Native American Indians

Although Montezinos claimed to have encountered South American Indians reciting the Shema (Deu. Deu. 6:4), others speculated whether the North American Indians might be the offspring of the lost tribes:

The tribe of Gad are the Native American Indians found on reservations throughout America. Genesis Gen. 49:19 - ‘Gad, a troop shall overcome him, but he shall overcome at the last.’ The troop that overcame Gad was General Armstrong Custer and the 10th U.S. Cavalry. They defeated the Sioux Indians at the Battle of Little Big Horn in 1876. Chief Sitting Bull surrendered during the Battle of Wounded Knee in 1891. [Notice that Reubenites NEVER surrendered]. This is when they began to be pushed onto reservations.1

Missionaries, such as John Eliot, who worked among the Indians of North America sought for evidence of their connection with the Hebrews.2 Numerous ‘artifacts’ have been claimed to support a connection, but none have withstood careful scrutiny.
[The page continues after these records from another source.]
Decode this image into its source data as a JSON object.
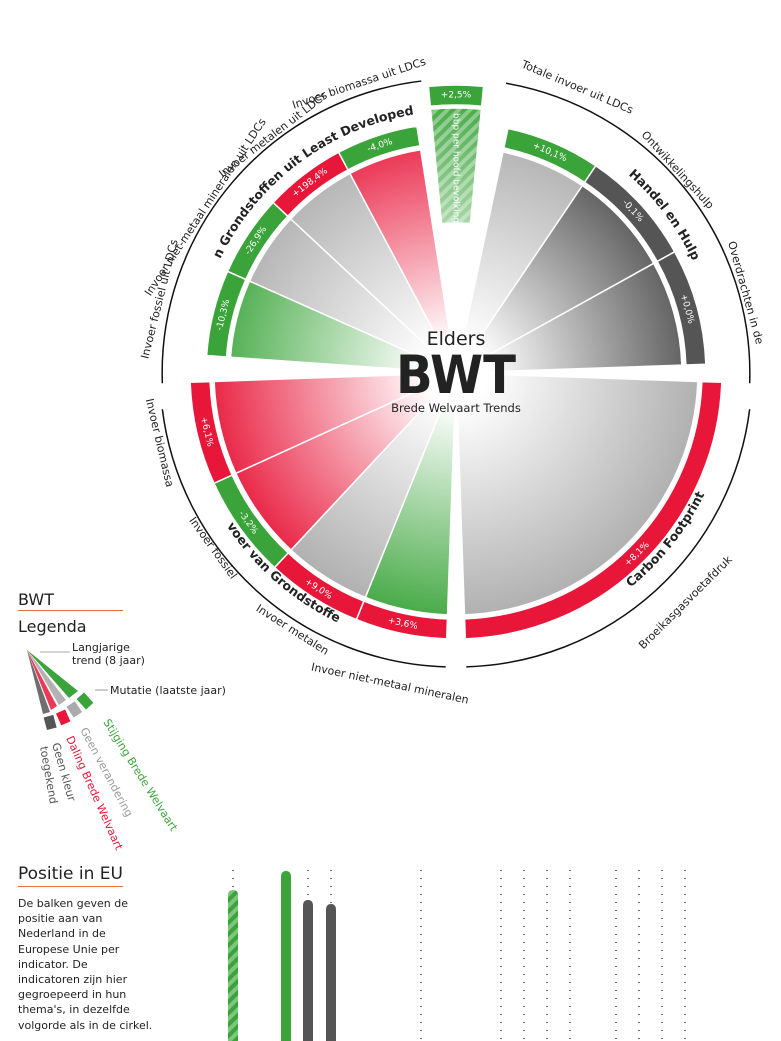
{
  "center": {
    "elders": "Elders",
    "bwt": "BWT",
    "subtitle": "Brede Welvaart Trends"
  },
  "top_wedge": {
    "value": "+2,5%",
    "label": "bbp per hoofd bevolking",
    "color": "#3aa43a"
  },
  "themes": [
    {
      "name": "Invoer van Grondstoffen uit Least Developed Countries",
      "color": "#e8173a"
    },
    {
      "name": "Handel en Hulp",
      "color": "#555555"
    },
    {
      "name": "Carbon Footprint",
      "color": "#e8173a"
    },
    {
      "name": "Invoer van Grondstoffen",
      "color": "#e8173a"
    }
  ],
  "indicators": [
    {
      "label": "Invoer fossiel uit LDCs",
      "value": "-10,3%",
      "trend": "green",
      "mutation": "green"
    },
    {
      "label": "Invoer niet-metaal mineralen uit LDCs",
      "value": "-26,9%",
      "trend": "gray",
      "mutation": "green"
    },
    {
      "label": "Invoer metalen uit LDCs",
      "value": "+198,4%",
      "trend": "gray",
      "mutation": "red"
    },
    {
      "label": "Invoer biomassa uit LDCs",
      "value": "-4,0%",
      "trend": "red",
      "mutation": "green"
    },
    {
      "label": "Totale invoer uit LDCs",
      "value": "+10,1%",
      "trend": "gray",
      "mutation": "green"
    },
    {
      "label": "Ontwikkelingshulp",
      "value": "-0,1%",
      "trend": "dark",
      "mutation": "dark"
    },
    {
      "label": "Overdrachten in de",
      "value": "+0,0%",
      "trend": "dark",
      "mutation": "dark"
    },
    {
      "label": "Broeikasgasvoetafdruk",
      "value": "+8,1%",
      "trend": "gray",
      "mutation": "red"
    },
    {
      "label": "Invoer niet-metaal mineralen",
      "value": "+3,6%",
      "trend": "green",
      "mutation": "red"
    },
    {
      "label": "Invoer metalen",
      "value": "+9,0%",
      "trend": "gray",
      "mutation": "red"
    },
    {
      "label": "Invoer fossiel",
      "value": "-3,2%",
      "trend": "red",
      "mutation": "green"
    },
    {
      "label": "Invoer biomassa",
      "value": "+6,1%",
      "trend": "red",
      "mutation": "red"
    }
  ],
  "colors": {
    "green": "#3aa43a",
    "red": "#e8173a",
    "gray": "#b3b3b3",
    "dark": "#555555"
  },
  "legend": {
    "title": "BWT",
    "subtitle": "Legenda",
    "trend_label": "Langjarige trend (8 jaar)",
    "mutation_label": "Mutatie (laatste jaar)",
    "items": [
      {
        "label": "Stijging Brede Welvaart",
        "color": "#3aa43a"
      },
      {
        "label": "Geen verandering",
        "color": "#999999"
      },
      {
        "label": "Daling Brede Welvaart",
        "color": "#e8173a"
      },
      {
        "label": "Geen kleur toegekend",
        "color": "#555555"
      }
    ]
  },
  "position": {
    "title": "Positie in EU",
    "description": "De balken geven de positie aan van Nederland in de Europese Unie per indicator. De indicatoren zijn hier gegroepeerd in hun thema's, in dezelfde volgorde als in de cirkel."
  }
}
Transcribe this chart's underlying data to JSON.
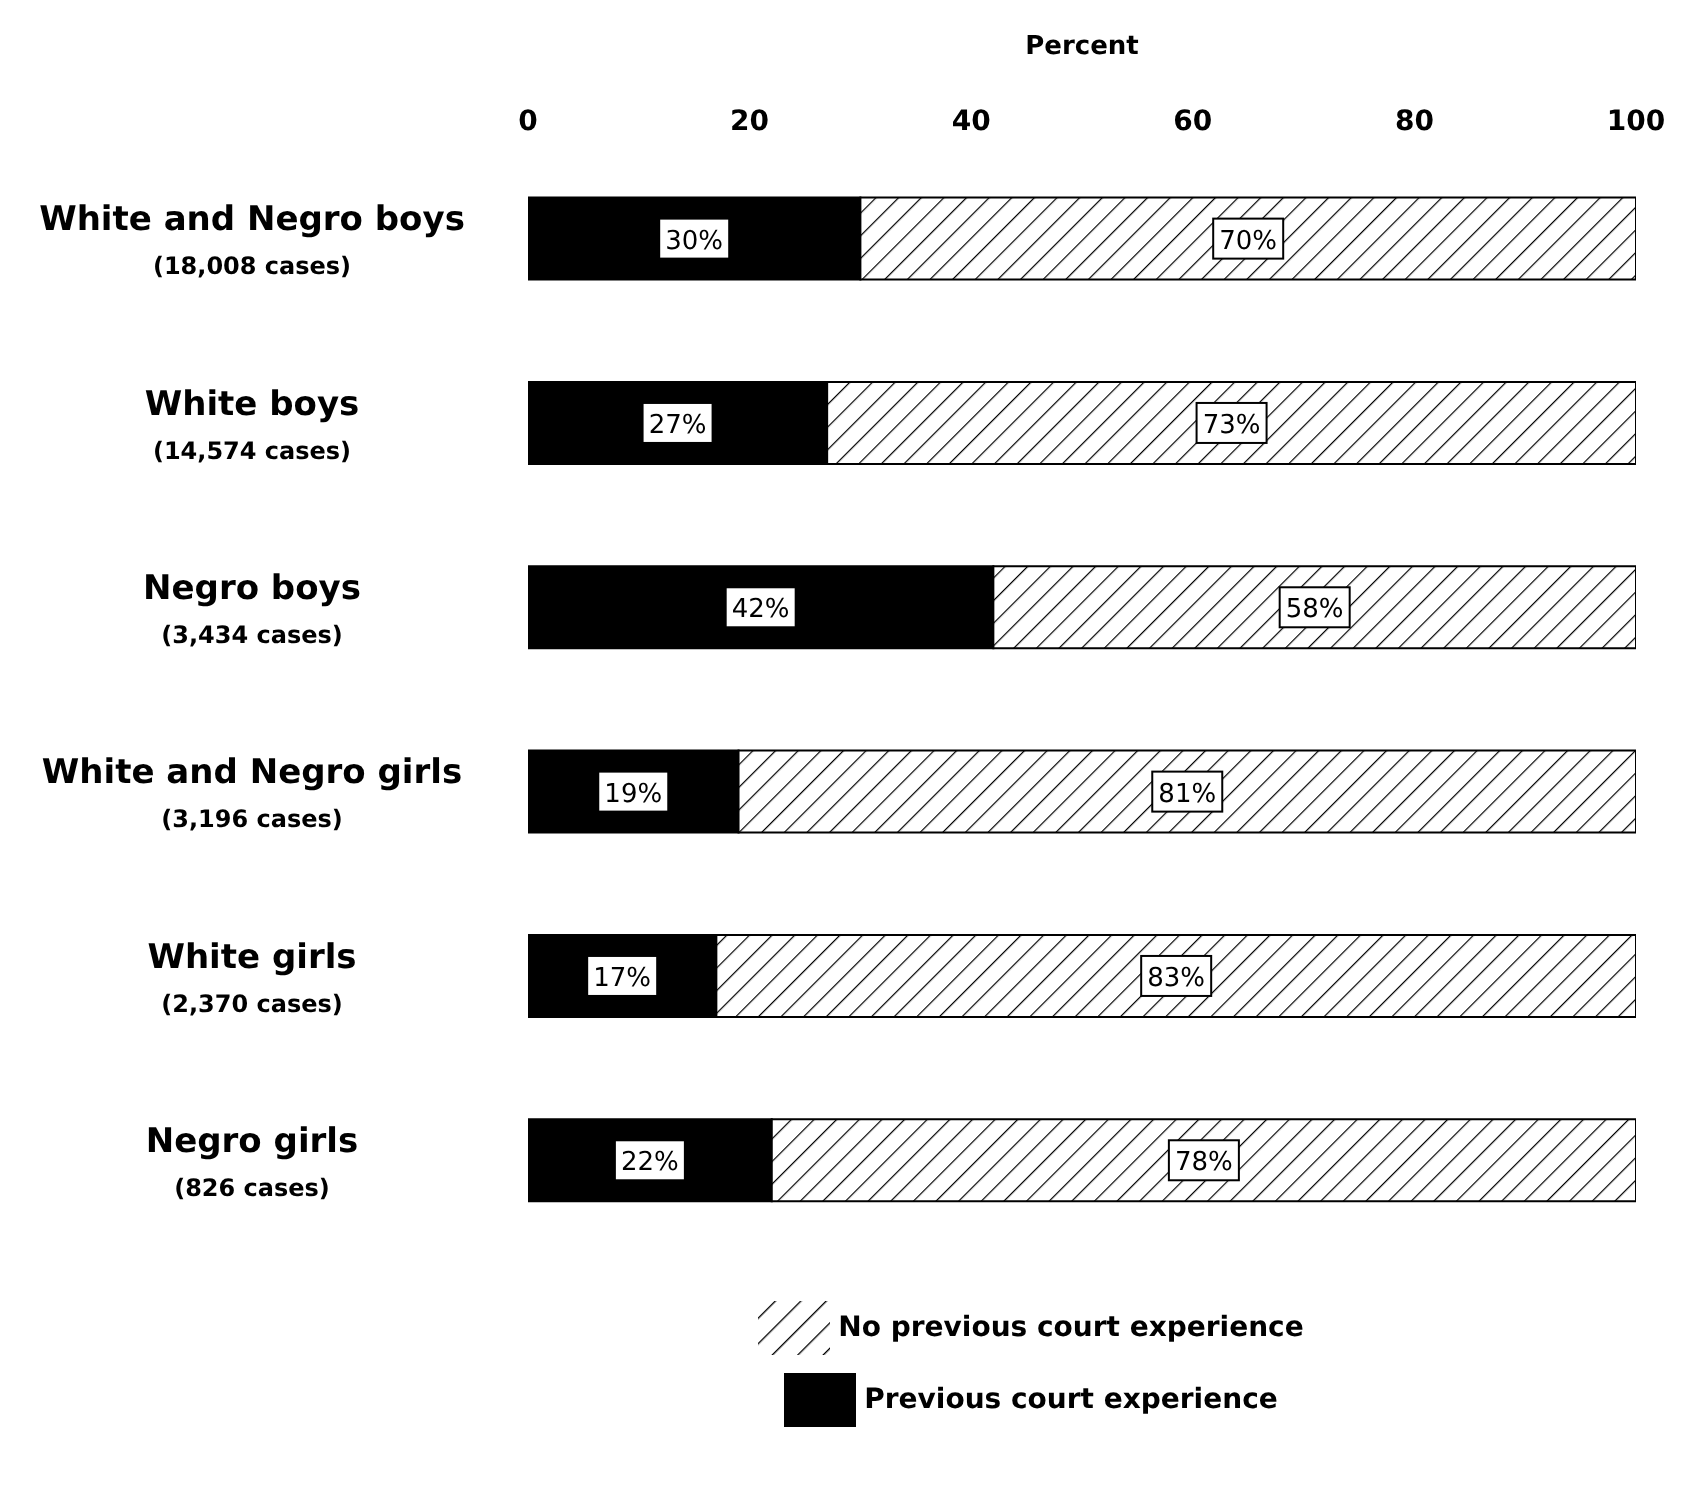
{
  "chart_data": {
    "type": "bar",
    "orientation": "horizontal",
    "stacked": true,
    "xlabel": "Percent",
    "xlim": [
      0,
      100
    ],
    "xticks": [
      0,
      20,
      40,
      60,
      80,
      100
    ],
    "categories": [
      "White and Negro boys\n(18,008 cases)",
      "White boys\n(14,574 cases)",
      "Negro boys\n(3,434 cases)",
      "White and Negro girls\n(3,196 cases)",
      "White girls\n(2,370 cases)",
      "Negro girls\n(826 cases)"
    ],
    "series": [
      {
        "name": "Previous court experience",
        "color": "#000000",
        "values": [
          30,
          27,
          42,
          19,
          17,
          22
        ],
        "value_labels": [
          "30%",
          "27%",
          "42%",
          "19%",
          "17%",
          "22%"
        ]
      },
      {
        "name": "No previous court experience",
        "color": "#000000",
        "values": [
          70,
          73,
          58,
          81,
          83,
          78
        ],
        "value_labels": [
          "70%",
          "73%",
          "58%",
          "81%",
          "83%",
          "78%"
        ]
      }
    ],
    "legend": "bottom",
    "grid": false
  }
}
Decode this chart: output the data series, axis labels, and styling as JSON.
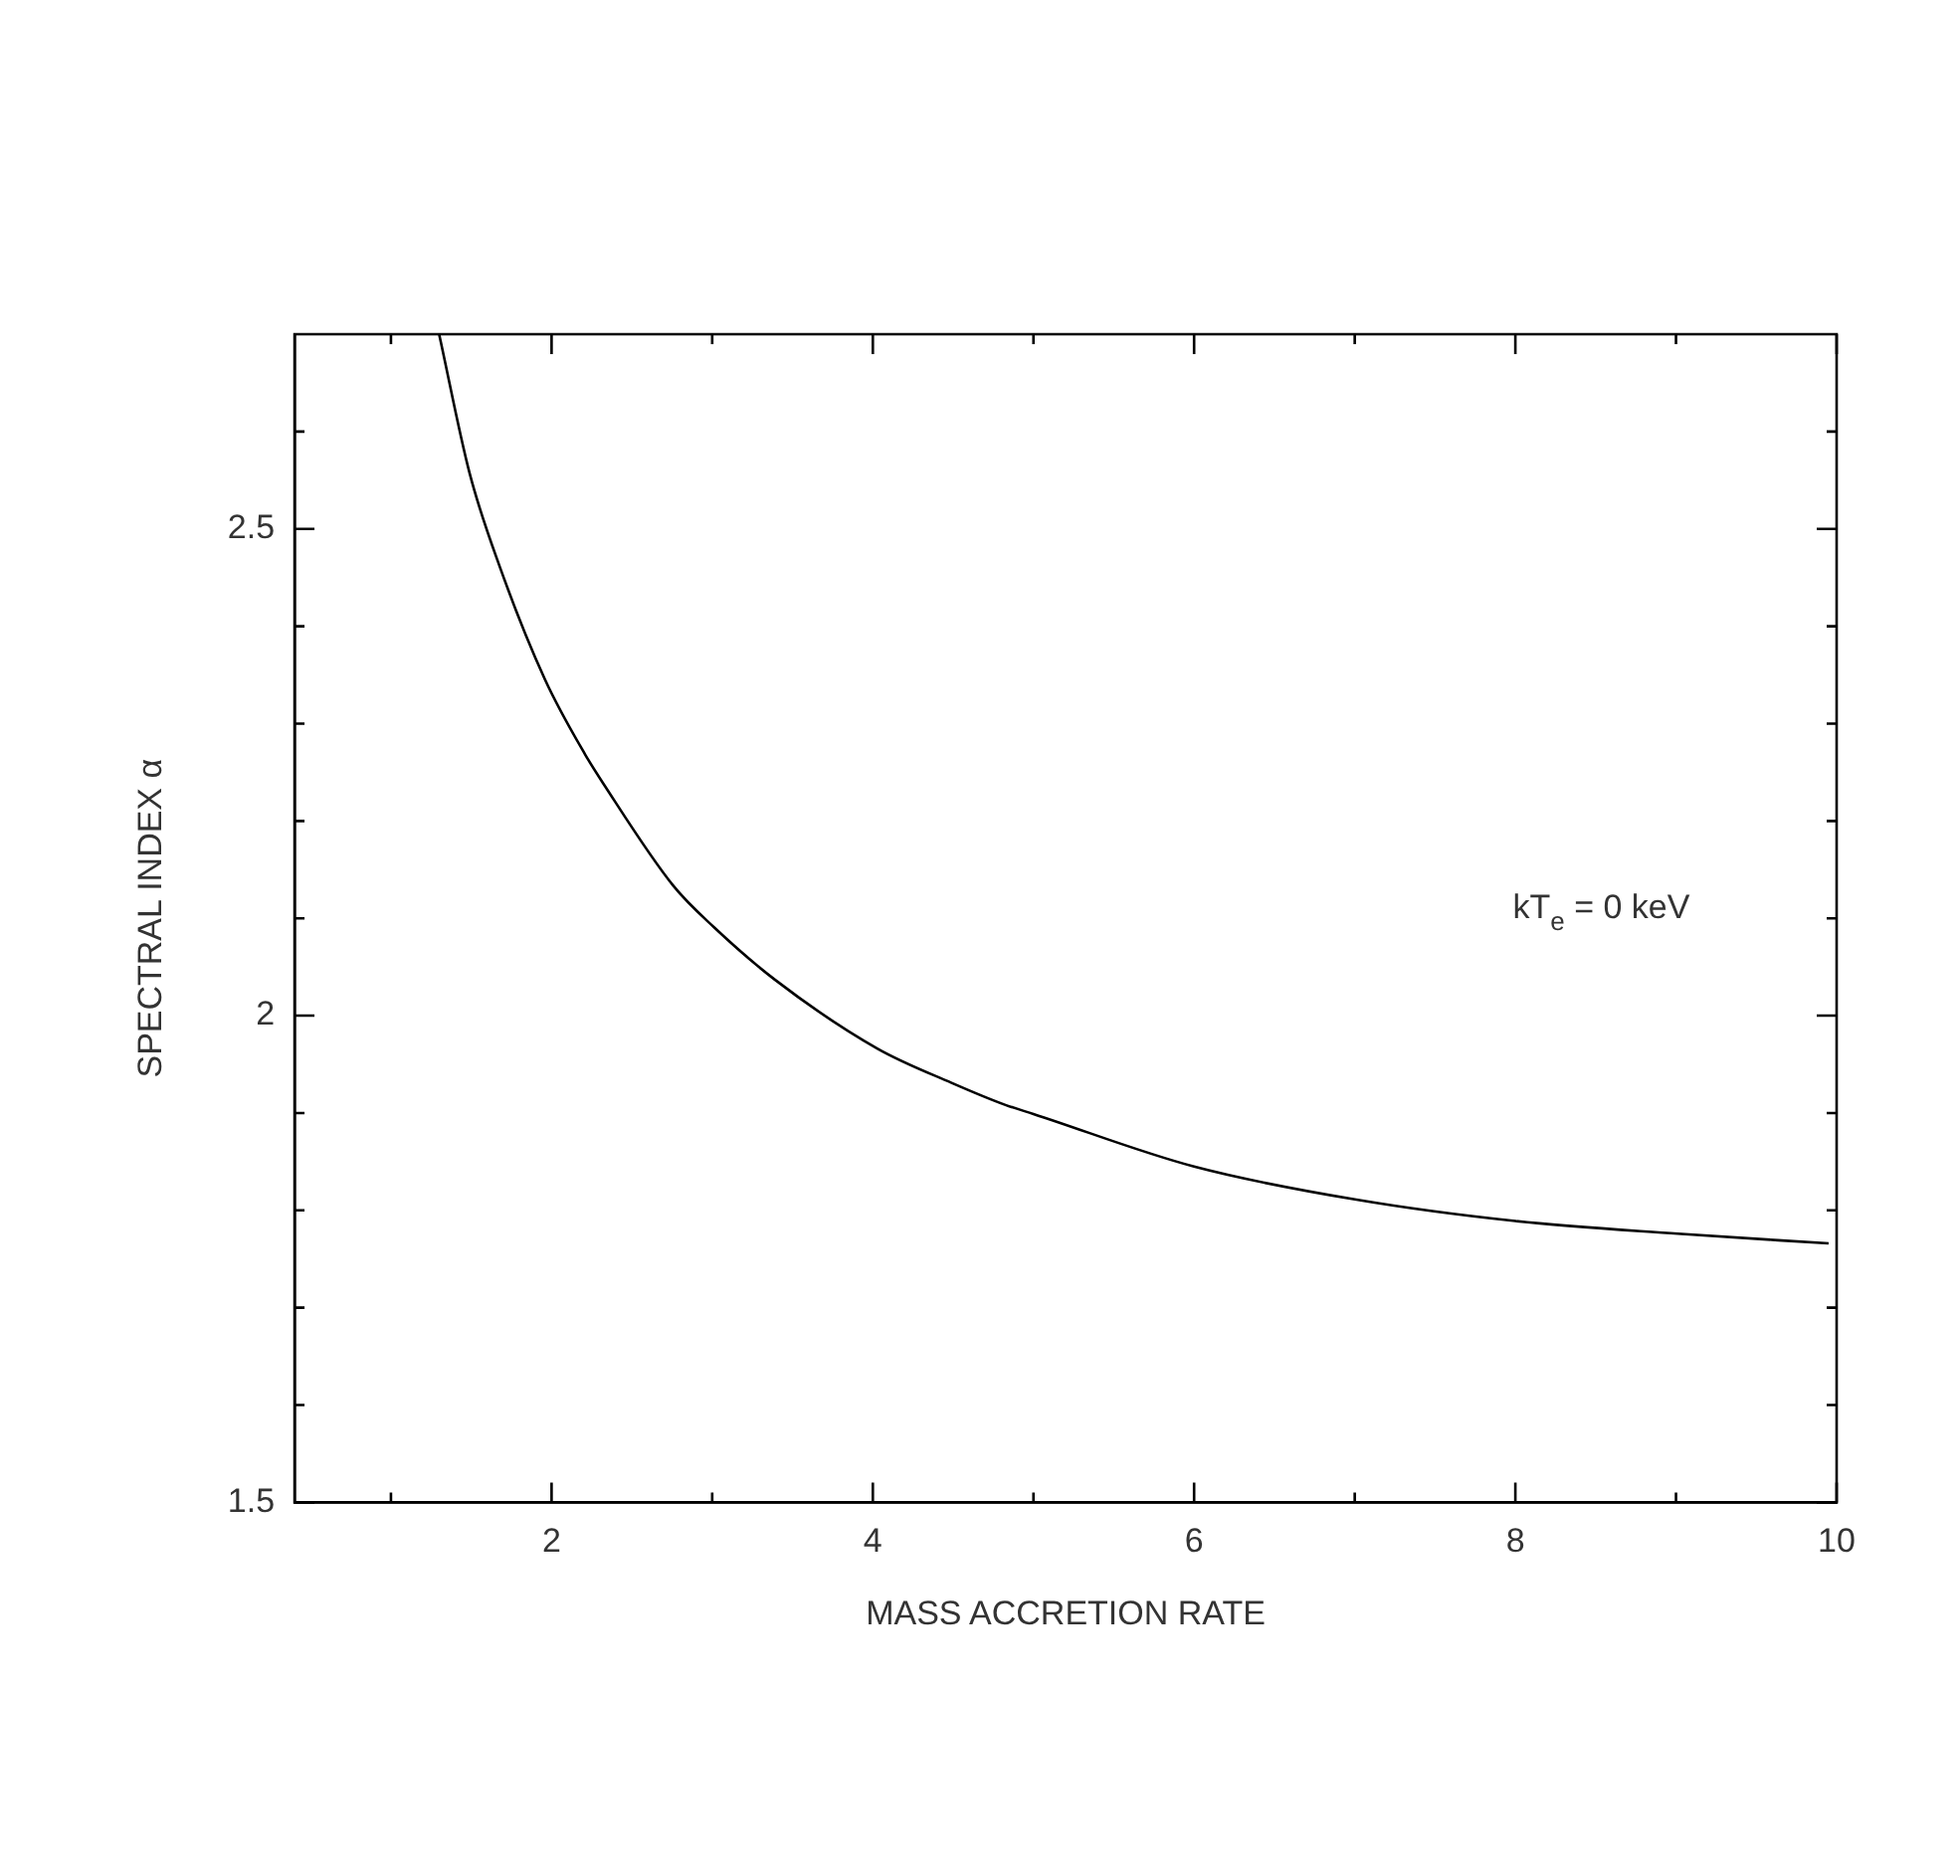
{
  "chart_data": {
    "type": "line",
    "xlabel": "MASS ACCRETION RATE",
    "ylabel": "SPECTRAL INDEX α",
    "xlim": [
      0.4,
      10
    ],
    "ylim": [
      1.5,
      2.7
    ],
    "xticks": [
      {
        "value": 1,
        "label": null
      },
      2,
      {
        "value": 3,
        "label": null
      },
      4,
      {
        "value": 5,
        "label": null
      },
      6,
      {
        "value": 7,
        "label": null
      },
      8,
      {
        "value": 9,
        "label": null
      },
      10
    ],
    "yticks": [
      1.5,
      {
        "value": 1.6,
        "label": null
      },
      {
        "value": 1.7,
        "label": null
      },
      {
        "value": 1.8,
        "label": null
      },
      {
        "value": 1.9,
        "label": null
      },
      2,
      {
        "value": 2.1,
        "label": null
      },
      {
        "value": 2.2,
        "label": null
      },
      {
        "value": 2.3,
        "label": null
      },
      {
        "value": 2.4,
        "label": null
      },
      2.5,
      {
        "value": 2.6,
        "label": null
      }
    ],
    "marker": "none",
    "line_style": "solid",
    "annotations": [
      "kT$_{e}$ = 0 keV"
    ],
    "series": [
      {
        "color": "#000000",
        "x": [
          1.3,
          1.49,
          1.68,
          1.96,
          2.21,
          2.32,
          2.76,
          3.01,
          3.39,
          4.03,
          4.49,
          4.83,
          5.0,
          6.0,
          7.01,
          8.0,
          9.01,
          9.95
        ],
        "values": [
          2.7,
          2.557,
          2.46,
          2.345,
          2.268,
          2.239,
          2.133,
          2.091,
          2.037,
          1.966,
          1.931,
          1.908,
          1.899,
          1.845,
          1.811,
          1.789,
          1.776,
          1.766
        ]
      }
    ]
  }
}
One such example is the Bat Creek Stone which, so it is claimed, contains a “Paleo-Hebrew” inscription referring to Judea. Although there are numerous problems with this claim, such artifacts are of particular interest to Mormons who desperately seek early American artifacts which would corroborate the record of the Book of Mormon.3


1 It is difficult to imagine a more far-fetched interpretation of prophecy than this! [www.usd.edu/anth/cultarch/ltribes.html].

2 “John Eliot, known as the ‘Apostle to the Indians,’ joined others in speculating about the connection between the American tribes and Israel’s ten lost tribes.”—H M Conn, “Missions, Evangelical Foreign,” in Daniel G. Reid, Robert Dean Linder, Bruce L. Shelly, and Harry S. Stout, eds., Dictionary of Christianity in America (Downers Grove, IL: Intervarsity, 1997, c1990), s.v. “Missions, Evangelical Foreign.”

3 See [www.econ.ohio-state.edu/jhm/arch/batcrk.html], [www.lds-mormon.com/batcreek.shtml], [www.geocities.com/SoHo/Lofts/2712/Batcreek.html].